Ageing British entertainer Paul Finchley (Robbie Coltrane) is a recognisable type: half of a double-act; UK showbiz to the cuffs of his Pringle sweater; fading a little, perhaps, but with an afternoon TV game show to keep his career ticking over. He is, as the title would have it, a national and much-loved treasure; everyone he meets, including police officers, is at pains to tell him that they’re a fan. We first encounter him presenting a lifetime achievement award to Karl (Tim McInnerny), his comedy partner, who we are invited to infer to have been a little more successful of late.
Nonetheless, life is good, at least until the police are at the door of the house he shares with Marie (Julie Walters), his wife of 41 years, telling him he’s been accused of a rape in 1993. All very Yewtree. He denies the allegation, and is assisted at a police interview by lawyer Jerome Sharpe (an electrifying Babou Ceesay).

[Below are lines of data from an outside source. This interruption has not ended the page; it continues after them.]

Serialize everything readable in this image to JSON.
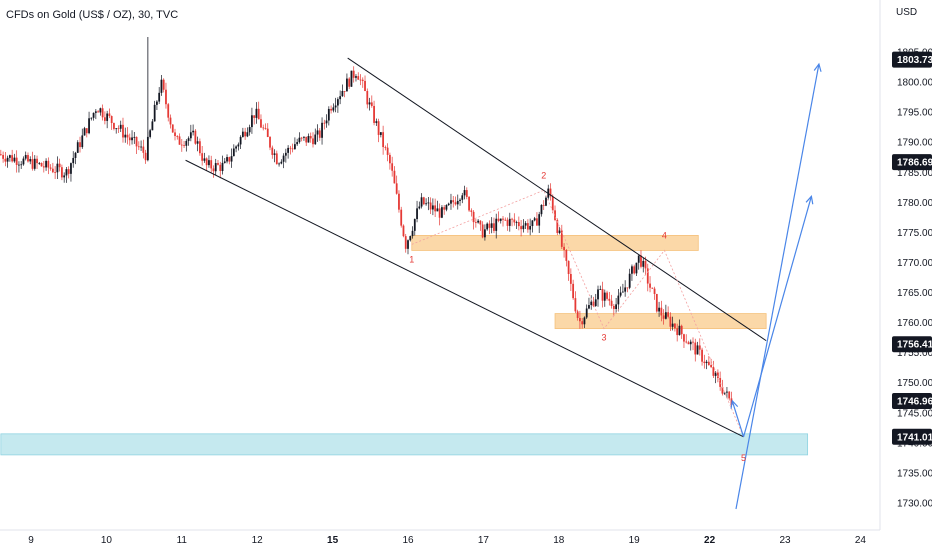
{
  "chart_data": {
    "type": "candlestick",
    "title": "CFDs on Gold (US$ / OZ), 30, TVC",
    "currency": "USD",
    "ylim": [
      1727,
      1808
    ],
    "y_ticks": [
      "1730.00",
      "1735.00",
      "1740.00",
      "1745.00",
      "1750.00",
      "1755.00",
      "1760.00",
      "1765.00",
      "1770.00",
      "1775.00",
      "1780.00",
      "1785.00",
      "1790.00",
      "1795.00",
      "1800.00",
      "1805.00"
    ],
    "x_ticks": [
      {
        "label": "9",
        "day": 9
      },
      {
        "label": "10",
        "day": 10
      },
      {
        "label": "11",
        "day": 11
      },
      {
        "label": "12",
        "day": 12
      },
      {
        "label": "15",
        "day": 13
      },
      {
        "label": "16",
        "day": 14
      },
      {
        "label": "17",
        "day": 15
      },
      {
        "label": "18",
        "day": 16
      },
      {
        "label": "19",
        "day": 17
      },
      {
        "label": "22",
        "day": 18
      },
      {
        "label": "23",
        "day": 19
      },
      {
        "label": "24",
        "day": 20
      }
    ],
    "x_range": [
      8.6,
      20.6
    ],
    "price_tags": [
      {
        "value": "1803.73",
        "price": 1803.73
      },
      {
        "value": "1786.69",
        "price": 1786.69
      },
      {
        "value": "1756.41",
        "price": 1756.41
      },
      {
        "value": "1746.96",
        "price": 1746.96
      },
      {
        "value": "1741.01",
        "price": 1741.01
      }
    ],
    "path_anchors": [
      [
        8.6,
        1788
      ],
      [
        9.2,
        1786
      ],
      [
        9.5,
        1785
      ],
      [
        9.9,
        1796
      ],
      [
        10.3,
        1791
      ],
      [
        10.55,
        1788
      ],
      [
        10.75,
        1800
      ],
      [
        10.95,
        1790
      ],
      [
        11.2,
        1791
      ],
      [
        11.35,
        1786
      ],
      [
        11.6,
        1786
      ],
      [
        12.0,
        1795
      ],
      [
        12.3,
        1787
      ],
      [
        12.55,
        1790
      ],
      [
        12.85,
        1791
      ],
      [
        13.0,
        1796
      ],
      [
        13.35,
        1802
      ],
      [
        13.55,
        1795
      ],
      [
        13.8,
        1786
      ],
      [
        14.0,
        1773
      ],
      [
        14.2,
        1780
      ],
      [
        14.5,
        1778
      ],
      [
        14.75,
        1782
      ],
      [
        15.0,
        1775
      ],
      [
        15.3,
        1777
      ],
      [
        15.7,
        1776
      ],
      [
        15.9,
        1782
      ],
      [
        16.1,
        1771
      ],
      [
        16.3,
        1760
      ],
      [
        16.55,
        1765
      ],
      [
        16.8,
        1763
      ],
      [
        17.1,
        1771
      ],
      [
        17.35,
        1762
      ],
      [
        17.6,
        1759
      ],
      [
        17.95,
        1754
      ],
      [
        18.3,
        1747
      ]
    ],
    "wave_points": [
      {
        "label": "1",
        "day": 14.05,
        "price": 1773,
        "label_price": 1770
      },
      {
        "label": "2",
        "day": 15.8,
        "price": 1782,
        "label_price": 1784
      },
      {
        "label": "3",
        "day": 16.6,
        "price": 1759,
        "label_price": 1757
      },
      {
        "label": "4",
        "day": 17.4,
        "price": 1772,
        "label_price": 1774
      },
      {
        "label": "5",
        "day": 18.45,
        "price": 1741,
        "label_price": 1737
      }
    ],
    "channel_lines": [
      {
        "from": [
          13.2,
          1804
        ],
        "to": [
          18.75,
          1757
        ]
      },
      {
        "from": [
          11.05,
          1787
        ],
        "to": [
          18.45,
          1741
        ]
      }
    ],
    "zones": [
      {
        "name": "resistance-zone-1",
        "from_day": 14.05,
        "to_day": 17.85,
        "low": 1772,
        "high": 1774.5,
        "color": "#fbd8a8"
      },
      {
        "name": "resistance-zone-2",
        "from_day": 15.95,
        "to_day": 18.75,
        "low": 1759,
        "high": 1761.5,
        "color": "#fbd8a8"
      },
      {
        "name": "support-zone",
        "from_day": 8.6,
        "to_day": 19.3,
        "low": 1738,
        "high": 1741.5,
        "color": "#c5e9ef"
      }
    ],
    "projection_arrows": [
      {
        "from": [
          18.45,
          1741
        ],
        "to": [
          19.35,
          1781
        ]
      },
      {
        "from": [
          18.35,
          1729
        ],
        "to": [
          19.45,
          1803
        ]
      },
      {
        "from": [
          18.45,
          1741
        ],
        "to": [
          18.3,
          1747
        ]
      }
    ],
    "colors": {
      "up": "#131722",
      "down": "#e53935",
      "channel": "#131722",
      "arrow": "#4a86e8",
      "tag_bg": "#131722"
    }
  }
}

At first, and because Coltrane’s portrayal is so sympathetic, the protestation of innocence is all we have to go on. There’s more, though: it isn’t long before we find out about Paul’s serial infidelities, past and – as it turns out – present. There’s “violent” porn on his phone. His recovering addict daughter Dee (a brilliantly unsettling Andrea Riseborough) is in a halfway house, and during a remarkable scene recounts to Paul a dream she had about him, which hints at brutality and sexual abuse. And by the end of this first episode there are seven allegations of sexual crimes against him, including one made by the family babysitter, who would have been underage at the time. “They think”, Paul concludes, “I’m Jimmy fucking Savile”.

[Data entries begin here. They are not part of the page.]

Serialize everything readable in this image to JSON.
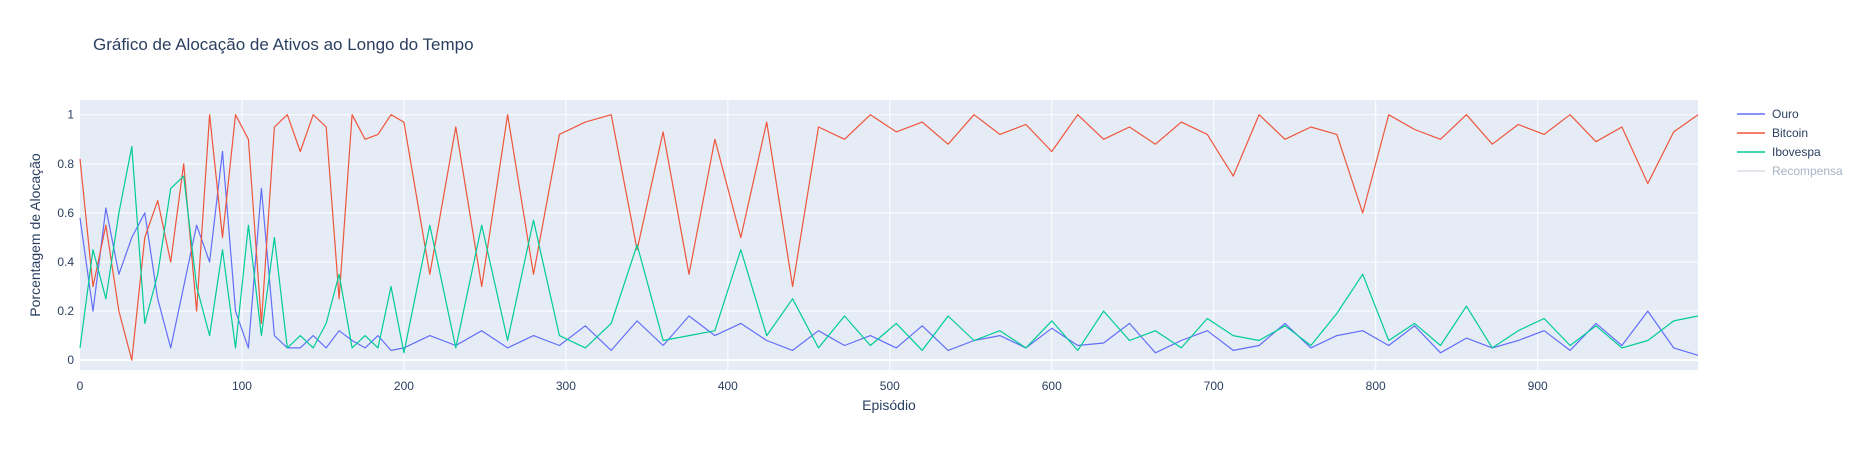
{
  "chart_data": {
    "type": "line",
    "title": "Gráfico de Alocação de Ativos ao Longo do Tempo",
    "xlabel": "Episódio",
    "ylabel": "Porcentagem de Alocação",
    "xlim": [
      0,
      999
    ],
    "ylim": [
      -0.04,
      1.06
    ],
    "x_ticks": [
      0,
      100,
      200,
      300,
      400,
      500,
      600,
      700,
      800,
      900
    ],
    "x_tick_labels": [
      "0",
      "100",
      "200",
      "300",
      "400",
      "500",
      "600",
      "700",
      "800",
      "900"
    ],
    "y_ticks": [
      0,
      0.2,
      0.4,
      0.6,
      0.8,
      1
    ],
    "y_tick_labels": [
      "0",
      "0.2",
      "0.4",
      "0.6",
      "0.8",
      "1"
    ],
    "grid": true,
    "legend_position": "top-right",
    "series": [
      {
        "name": "Ouro",
        "color": "#636efa",
        "visible": true,
        "x": [
          0,
          8,
          16,
          24,
          32,
          40,
          48,
          56,
          64,
          72,
          80,
          88,
          96,
          104,
          112,
          120,
          128,
          136,
          144,
          152,
          160,
          168,
          176,
          184,
          192,
          200,
          216,
          232,
          248,
          264,
          280,
          296,
          312,
          328,
          344,
          360,
          376,
          392,
          408,
          424,
          440,
          456,
          472,
          488,
          504,
          520,
          536,
          552,
          568,
          584,
          600,
          616,
          632,
          648,
          664,
          680,
          696,
          712,
          728,
          744,
          760,
          776,
          792,
          808,
          824,
          840,
          856,
          872,
          888,
          904,
          920,
          936,
          952,
          968,
          984,
          999
        ],
        "values": [
          0.58,
          0.2,
          0.62,
          0.35,
          0.5,
          0.6,
          0.25,
          0.05,
          0.3,
          0.55,
          0.4,
          0.85,
          0.2,
          0.05,
          0.7,
          0.1,
          0.05,
          0.05,
          0.1,
          0.05,
          0.12,
          0.08,
          0.05,
          0.1,
          0.04,
          0.05,
          0.1,
          0.06,
          0.12,
          0.05,
          0.1,
          0.06,
          0.14,
          0.04,
          0.16,
          0.06,
          0.18,
          0.1,
          0.15,
          0.08,
          0.04,
          0.12,
          0.06,
          0.1,
          0.05,
          0.14,
          0.04,
          0.08,
          0.1,
          0.05,
          0.13,
          0.06,
          0.07,
          0.15,
          0.03,
          0.08,
          0.12,
          0.04,
          0.06,
          0.15,
          0.05,
          0.1,
          0.12,
          0.06,
          0.14,
          0.03,
          0.09,
          0.05,
          0.08,
          0.12,
          0.04,
          0.15,
          0.06,
          0.2,
          0.05,
          0.02
        ]
      },
      {
        "name": "Bitcoin",
        "color": "#ef553b",
        "visible": true,
        "x": [
          0,
          8,
          16,
          24,
          32,
          40,
          48,
          56,
          64,
          72,
          80,
          88,
          96,
          104,
          112,
          120,
          128,
          136,
          144,
          152,
          160,
          168,
          176,
          184,
          192,
          200,
          216,
          232,
          248,
          264,
          280,
          296,
          312,
          328,
          344,
          360,
          376,
          392,
          408,
          424,
          440,
          456,
          472,
          488,
          504,
          520,
          536,
          552,
          568,
          584,
          600,
          616,
          632,
          648,
          664,
          680,
          696,
          712,
          728,
          744,
          760,
          776,
          792,
          808,
          824,
          840,
          856,
          872,
          888,
          904,
          920,
          936,
          952,
          968,
          984,
          999
        ],
        "values": [
          0.82,
          0.3,
          0.55,
          0.2,
          0.0,
          0.5,
          0.65,
          0.4,
          0.8,
          0.2,
          1.0,
          0.5,
          1.0,
          0.9,
          0.15,
          0.95,
          1.0,
          0.85,
          1.0,
          0.95,
          0.25,
          1.0,
          0.9,
          0.92,
          1.0,
          0.97,
          0.35,
          0.95,
          0.3,
          1.0,
          0.35,
          0.92,
          0.97,
          1.0,
          0.45,
          0.93,
          0.35,
          0.9,
          0.5,
          0.97,
          0.3,
          0.95,
          0.9,
          1.0,
          0.93,
          0.97,
          0.88,
          1.0,
          0.92,
          0.96,
          0.85,
          1.0,
          0.9,
          0.95,
          0.88,
          0.97,
          0.92,
          0.75,
          1.0,
          0.9,
          0.95,
          0.92,
          0.6,
          1.0,
          0.94,
          0.9,
          1.0,
          0.88,
          0.96,
          0.92,
          1.0,
          0.89,
          0.95,
          0.72,
          0.93,
          1.0
        ]
      },
      {
        "name": "Ibovespa",
        "color": "#00cc96",
        "visible": true,
        "x": [
          0,
          8,
          16,
          24,
          32,
          40,
          48,
          56,
          64,
          72,
          80,
          88,
          96,
          104,
          112,
          120,
          128,
          136,
          144,
          152,
          160,
          168,
          176,
          184,
          192,
          200,
          216,
          232,
          248,
          264,
          280,
          296,
          312,
          328,
          344,
          360,
          376,
          392,
          408,
          424,
          440,
          456,
          472,
          488,
          504,
          520,
          536,
          552,
          568,
          584,
          600,
          616,
          632,
          648,
          664,
          680,
          696,
          712,
          728,
          744,
          760,
          776,
          792,
          808,
          824,
          840,
          856,
          872,
          888,
          904,
          920,
          936,
          952,
          968,
          984,
          999
        ],
        "values": [
          0.05,
          0.45,
          0.25,
          0.6,
          0.87,
          0.15,
          0.35,
          0.7,
          0.75,
          0.3,
          0.1,
          0.45,
          0.05,
          0.55,
          0.1,
          0.5,
          0.05,
          0.1,
          0.05,
          0.15,
          0.35,
          0.05,
          0.1,
          0.05,
          0.3,
          0.03,
          0.55,
          0.05,
          0.55,
          0.08,
          0.57,
          0.1,
          0.05,
          0.15,
          0.47,
          0.08,
          0.1,
          0.12,
          0.45,
          0.1,
          0.25,
          0.05,
          0.18,
          0.06,
          0.15,
          0.04,
          0.18,
          0.08,
          0.12,
          0.05,
          0.16,
          0.04,
          0.2,
          0.08,
          0.12,
          0.05,
          0.17,
          0.1,
          0.08,
          0.14,
          0.06,
          0.19,
          0.35,
          0.08,
          0.15,
          0.06,
          0.22,
          0.05,
          0.12,
          0.17,
          0.06,
          0.14,
          0.05,
          0.08,
          0.16,
          0.18
        ]
      },
      {
        "name": "Recompensa",
        "color": "#ab63fa",
        "visible": false,
        "x": [],
        "values": []
      }
    ]
  }
}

I’m always a little sceptical about British TV drama. I’d have to say, though, that National Treasure is comfortably one of the better ones I’ve seen over the past few years. Jack Thorne’s writing is on-point, with most of the scenes hitting the mark. The plotting, thus far, is intriguingly ambiguous. And the acting is excellent, particularly the two leads: Coltrane is entirely plausible as a larger-than-life entertainer with a hint of something darker, and Walters excels as the supportive and tolerant wife, evidently beginning to wonder whether by knowing about and accepting Paul’s unfaithfulness she has perhaps been overlooking or facilitating something much worse. The pacing is a little ponderous in places, in my view; but it’s British, after all, and at the end of the fourth episode I fully expect to be saying that it could have been done in three. That aside, though, I thought it was excellent.
For what it’s worth, my bet is that the series will end with Finchley’s guilt having been determined by the legal system one way or another, but with the viewer left in doubt as to what he actually did or didn’t do. The greater mystery, though, and it will endure, is why Robbie Coltrane – a powerful and subtle dramatic actor, a versatile comic actor, and a brooding, magnetic screen presence – hasn’t quite had the parts, or the career, that he should have had. He last won a BAFTA in 1996; the third of three, back-to-back, for his performance as Fitz in Cracker. If he’s as good in the next three episodes, I’d say a nomination at least is on the cards. This man is a proper star.